Good faith negotiations, while less clear cut, are also a defined concept. Whether you believe in them or not, the courts do.
Finally, “nothing was stolen?” You’re wrong here, too, and the courts have ruled.
You may disagree but you have to explain why you are more of an authority on the topic than the actual authorities.
There are separate court cases, before the ITC case, where Masimo accused Apple of infringing their patents. The initial Masimo vs Apple patent trial ended up in a hung jury, with the jury voting 6-1 for Apple and several claims being dismissed. It was a mistrial because it wasn't unanimous. Apple effectively won that as the result furthers the appeals process with more of an uphill case for Masimo. Apple believes they can invalidate the patents or say they don't violate them based on them. The appeals process is ongoing.

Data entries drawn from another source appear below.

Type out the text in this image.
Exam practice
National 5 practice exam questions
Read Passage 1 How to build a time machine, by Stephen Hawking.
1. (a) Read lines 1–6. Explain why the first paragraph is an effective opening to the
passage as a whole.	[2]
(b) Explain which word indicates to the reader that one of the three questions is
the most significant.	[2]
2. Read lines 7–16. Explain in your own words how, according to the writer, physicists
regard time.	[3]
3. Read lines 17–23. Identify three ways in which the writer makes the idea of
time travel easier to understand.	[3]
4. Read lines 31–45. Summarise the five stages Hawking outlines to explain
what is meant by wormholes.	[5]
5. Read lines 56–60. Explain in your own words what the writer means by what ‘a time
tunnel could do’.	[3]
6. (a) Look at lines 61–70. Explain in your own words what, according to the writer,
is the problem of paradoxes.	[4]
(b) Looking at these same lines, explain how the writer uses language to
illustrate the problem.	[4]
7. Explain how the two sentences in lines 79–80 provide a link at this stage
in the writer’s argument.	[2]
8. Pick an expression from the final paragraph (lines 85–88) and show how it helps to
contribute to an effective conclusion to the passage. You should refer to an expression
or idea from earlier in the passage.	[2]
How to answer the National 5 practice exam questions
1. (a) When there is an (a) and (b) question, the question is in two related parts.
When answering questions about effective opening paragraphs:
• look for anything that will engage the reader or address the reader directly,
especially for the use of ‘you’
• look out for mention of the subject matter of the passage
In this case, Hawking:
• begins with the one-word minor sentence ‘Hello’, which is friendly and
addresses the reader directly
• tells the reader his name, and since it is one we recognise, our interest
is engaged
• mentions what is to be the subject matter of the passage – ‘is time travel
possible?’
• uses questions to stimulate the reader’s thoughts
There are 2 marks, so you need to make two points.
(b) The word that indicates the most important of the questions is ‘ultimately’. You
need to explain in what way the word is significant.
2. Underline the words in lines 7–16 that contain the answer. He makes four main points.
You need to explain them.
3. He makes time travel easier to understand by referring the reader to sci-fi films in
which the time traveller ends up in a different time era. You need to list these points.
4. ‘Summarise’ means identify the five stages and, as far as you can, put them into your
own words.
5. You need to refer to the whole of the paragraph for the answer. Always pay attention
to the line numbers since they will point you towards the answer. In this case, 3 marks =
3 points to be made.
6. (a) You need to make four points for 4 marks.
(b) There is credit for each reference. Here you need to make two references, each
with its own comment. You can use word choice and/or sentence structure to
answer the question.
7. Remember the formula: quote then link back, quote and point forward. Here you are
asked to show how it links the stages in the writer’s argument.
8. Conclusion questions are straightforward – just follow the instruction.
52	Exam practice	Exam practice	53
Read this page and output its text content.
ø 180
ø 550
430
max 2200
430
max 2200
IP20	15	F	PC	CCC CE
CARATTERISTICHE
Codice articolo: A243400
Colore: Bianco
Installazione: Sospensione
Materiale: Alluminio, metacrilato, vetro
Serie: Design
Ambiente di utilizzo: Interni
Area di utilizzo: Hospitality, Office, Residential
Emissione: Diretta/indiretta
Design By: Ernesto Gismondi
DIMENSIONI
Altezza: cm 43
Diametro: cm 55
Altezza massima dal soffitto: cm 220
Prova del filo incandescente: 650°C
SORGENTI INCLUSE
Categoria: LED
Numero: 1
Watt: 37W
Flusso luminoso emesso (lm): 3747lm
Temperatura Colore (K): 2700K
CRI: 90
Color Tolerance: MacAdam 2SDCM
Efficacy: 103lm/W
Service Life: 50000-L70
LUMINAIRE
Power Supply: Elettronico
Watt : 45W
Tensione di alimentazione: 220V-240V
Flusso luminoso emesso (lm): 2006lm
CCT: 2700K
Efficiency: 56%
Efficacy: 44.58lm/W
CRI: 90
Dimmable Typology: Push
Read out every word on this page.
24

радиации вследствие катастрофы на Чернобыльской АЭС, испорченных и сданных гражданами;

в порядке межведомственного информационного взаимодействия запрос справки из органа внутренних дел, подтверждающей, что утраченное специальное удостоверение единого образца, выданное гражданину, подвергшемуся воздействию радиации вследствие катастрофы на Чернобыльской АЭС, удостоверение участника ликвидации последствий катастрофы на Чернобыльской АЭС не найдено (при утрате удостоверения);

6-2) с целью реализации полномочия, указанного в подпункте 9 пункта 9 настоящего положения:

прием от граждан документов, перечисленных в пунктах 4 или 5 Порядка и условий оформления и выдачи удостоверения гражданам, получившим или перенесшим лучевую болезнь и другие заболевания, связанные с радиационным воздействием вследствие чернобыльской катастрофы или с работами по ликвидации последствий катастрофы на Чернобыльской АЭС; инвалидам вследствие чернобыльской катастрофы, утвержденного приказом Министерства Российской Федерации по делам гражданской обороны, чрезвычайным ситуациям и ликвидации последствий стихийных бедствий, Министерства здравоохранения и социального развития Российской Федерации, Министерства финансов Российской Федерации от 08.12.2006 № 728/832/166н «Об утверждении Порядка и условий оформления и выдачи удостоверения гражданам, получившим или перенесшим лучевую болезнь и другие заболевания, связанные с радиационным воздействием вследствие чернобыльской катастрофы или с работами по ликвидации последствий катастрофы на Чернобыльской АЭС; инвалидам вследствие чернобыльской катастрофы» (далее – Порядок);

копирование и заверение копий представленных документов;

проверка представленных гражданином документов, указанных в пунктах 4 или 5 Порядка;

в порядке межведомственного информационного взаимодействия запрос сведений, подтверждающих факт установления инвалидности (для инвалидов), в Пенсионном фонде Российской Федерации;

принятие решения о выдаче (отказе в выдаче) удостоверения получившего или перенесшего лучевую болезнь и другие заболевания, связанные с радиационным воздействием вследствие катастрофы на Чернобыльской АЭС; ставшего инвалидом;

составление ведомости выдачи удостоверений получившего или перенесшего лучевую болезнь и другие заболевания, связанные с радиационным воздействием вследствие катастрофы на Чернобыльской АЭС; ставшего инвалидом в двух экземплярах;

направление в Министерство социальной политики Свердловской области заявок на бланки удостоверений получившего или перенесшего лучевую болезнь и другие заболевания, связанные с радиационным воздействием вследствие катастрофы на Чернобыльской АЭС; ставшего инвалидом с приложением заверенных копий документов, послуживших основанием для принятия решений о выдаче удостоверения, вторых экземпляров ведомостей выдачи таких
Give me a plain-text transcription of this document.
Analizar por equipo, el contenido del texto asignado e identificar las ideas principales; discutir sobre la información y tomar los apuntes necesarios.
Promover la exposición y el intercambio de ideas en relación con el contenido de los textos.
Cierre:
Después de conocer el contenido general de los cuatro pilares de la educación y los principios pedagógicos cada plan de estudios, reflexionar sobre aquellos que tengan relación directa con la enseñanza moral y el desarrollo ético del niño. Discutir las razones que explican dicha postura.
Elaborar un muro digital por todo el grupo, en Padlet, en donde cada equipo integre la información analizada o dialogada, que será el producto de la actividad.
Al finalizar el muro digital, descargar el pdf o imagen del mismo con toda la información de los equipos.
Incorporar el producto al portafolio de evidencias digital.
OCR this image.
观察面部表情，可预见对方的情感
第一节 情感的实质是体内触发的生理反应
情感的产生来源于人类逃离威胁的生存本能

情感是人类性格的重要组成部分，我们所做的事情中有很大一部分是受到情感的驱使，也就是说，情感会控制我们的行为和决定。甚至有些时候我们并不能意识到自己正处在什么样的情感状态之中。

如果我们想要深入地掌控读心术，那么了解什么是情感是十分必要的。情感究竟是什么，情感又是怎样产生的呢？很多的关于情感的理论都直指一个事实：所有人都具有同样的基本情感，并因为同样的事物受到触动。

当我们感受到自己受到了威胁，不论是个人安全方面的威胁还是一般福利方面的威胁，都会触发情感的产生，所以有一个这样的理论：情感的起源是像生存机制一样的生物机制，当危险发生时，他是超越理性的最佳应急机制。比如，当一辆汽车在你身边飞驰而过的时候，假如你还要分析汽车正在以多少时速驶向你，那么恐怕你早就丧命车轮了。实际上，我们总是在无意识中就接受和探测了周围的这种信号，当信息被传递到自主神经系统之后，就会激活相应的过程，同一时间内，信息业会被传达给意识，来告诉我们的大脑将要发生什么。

The ITC must interpret violations of patents not whether it invalid or not, and as everyone should know, patents in modern times don't describe anything, don't reveal any actionable information, and are only useful as tools to sue other companies. Just read them. They don't say anything specific. The commission and the judges are all very well versed in this yes, but it's kind of like ruling based on crappy laws. They know the patent sucks, the whole process is built on a house of cards, but they will do it as it's their job.
And yes, these juries and judges are people just like you and I. We can determine if something is good or not just as well as they. The difference is they know the process and boundaries, but that judgement of a good or bad patent, our opinion is just as good as theirs. Likely better because we are not bound by direction and history. Heck, many of these infringement cases rely on juries. A literal pool of people filtered out from a semi-randomly chosen set of people.